Over the years, I have had to write too many letters to my community about school shootings, violence against the black community, homophobia, attacks on immigrants and more. Each letter is emotionally and intellectually challenging. These tragic events shake our faith in humanity’s goodness and turn us against each other in fear and anger. I try to focus my messages on safety, our shared values and commitment to each other, and our dedication to change. That said, writing about the violent attempt to overturn our presidential election and the siege on our Capitol shook me like never before,
Suddenly, I didn’t feel like such a badass. Over the next few days, I was obsessed by the news. I kept waiting for more dominoes to fall. More violence, more arrests, more evidence of a planned insurrection, more of a sea change in Washington, D.C. I went on Turncoat Watch. (Who would finally denounce Trump?) Impeachment Watch. (Undoubtedly he’d be forced out of office.)
During those few days, it wasn’t my work that suffered. It was me. My commitment to myself dwindled and my motivation waned. No daily walks as I had planned. I stopped writing. Not much reading. My Badass 2021 Plan fell by the wayside. And, then the most devastating thing happened. I turned on myself. Suddenly I was the bad guy, and you should have heard my inner critic: “I wasn’t a strong enough leader. I was letting people down. I had no willpower.”
Thankfully, I am learning to recognize my inner critic and talk back to her. I was upset about events in the world, so why turn on myself? I deserve as much compassion as I show others. I am allowed to be upset about something as horrible and huge as the insurrection. It’s okay to be derailed for a few days. Even the most thoughtfully created plan must leave room to react and feel, to be here now.
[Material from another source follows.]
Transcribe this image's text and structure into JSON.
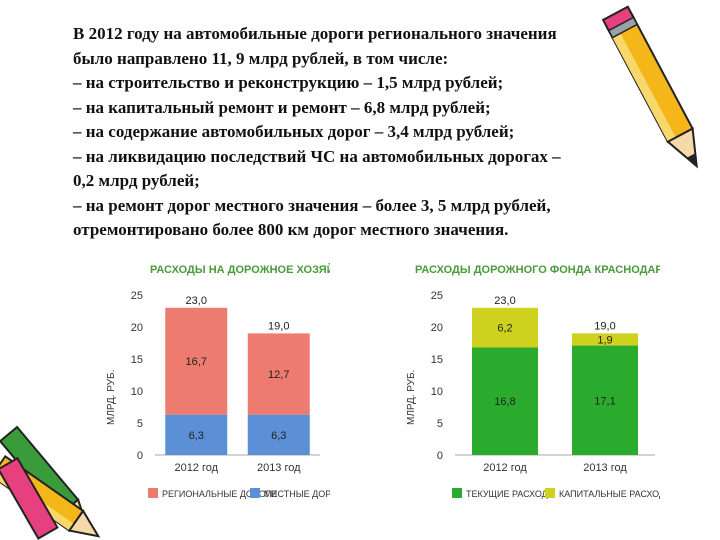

This morning, Cody and I watched the sunrise again. Outside, the wind was blowing fiercely. The house moaned and the trees bent and swayed. Winds of change are blowing. Today we are sandwiched between two powerful days: the celebration of Martin Luther King Jr. and the inauguration of President Joe Biden. I wonder what Dr. King would say if he could address us now. How would he respond to the racist and hate-fueled uprising we witnessed two weeks ago in Washington, DC? I think he would have reminded us not only of our failures, but also of the slow inevitable march of progress. Perhaps he would have told us that “Hate cannot drive out hate, only love can do that.” Undoubtedly he would have implored us to act and to do so with courage and love.
The last couple of weeks have been an adventure in badassery, and I expect the adventures will continue. This chapter has been about self-compassion. It’s been about learning not to confuse my emotional reaction with my ability to make a difference. It’s nearly impossible to be a badass – to accept and celebrate my own accomplishments and gifts – when I don’t allow myself to feel the enormity of the challenges at hand. We have a long way to go, but as Martin Luther King, Jr said, “The time is always right to do what is right.”
Badass 2021 Plan back in action.
Sharon thank you for being vulnerable in sharing your journey of self compassion during these challenging times. . It shows great strength that you can be vulnerable. Here’s to Badass 2021.
Thank you, Lindsay! Coming along… 🙂
I appreciate your reflections Sharon and believe that in these times of crisis it’s hard not to fall down and be derailed by it all. Keep talking back to that inner critic and thanks for being open about what a lot of us go through. Keep on with your bad self!
Thanks, Beth! I love that you read and appreciate my posts. I miss you!!!